The most successful Iranian feature film in recent years revolves around the story of Simin, a middle class Iranian woman who wants to leave the country, taking her husband Nader and their young daughter in the hope of a better life. Nader refuses to leave since he wants to care for his old father who is suffering from Alzheimer. The course of events leads to a dispute which ends up in family court. 
'Nader and Simin: A Separation' was first premiered at the competition section of Berlin Film Festival (Berlinale) in February when it was praised both by the viewers and critics at the festival and won the prestigious Golden Bear of the festival as the best film. The cast of the film also received the best actor/actress award at the Berlinale.
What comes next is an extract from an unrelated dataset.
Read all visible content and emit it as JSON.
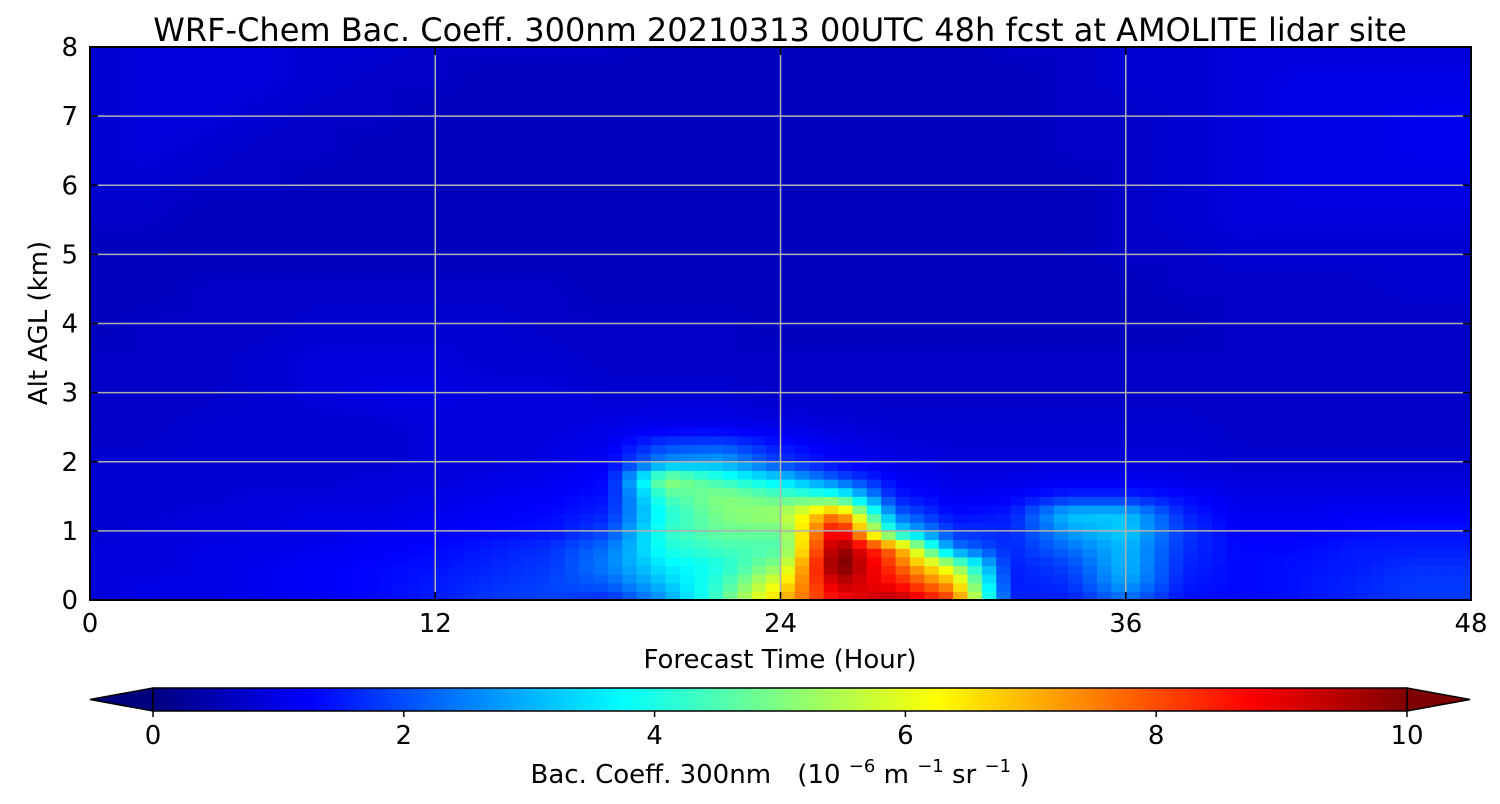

Since then 'A Separation' has participated in almost 30 film festivals and has garnered several awards. The film was already a hit this summer in France, where it attracted 900,000 moviegoers. 
Moreover, the prominent British film magazine Sight & Sound, selected the Iranian drama second best film of 2011 after ‘The Tree of Life’ written and directed by Terrence Malick.
Farhadi's film has been already selected as the best foreign film by the national board of film criticism of Chicago Critics Association, The New York Film Critics Circle, Online Film Critics of New York, The Dallas-Fort Worth Film Critics Association, The South East US Film Critics Association and was given the best screenplay award by The Los Angeles Film Critics Association.
As a result, seems that the ground is provided for 'A Separation' to compete and even win at the Academy Awards 2012 in the category of Best Foreign Language Film. However a survey on the history of this category reveals that the attitude of voters in this section toward the films is at times different from those of the film critics.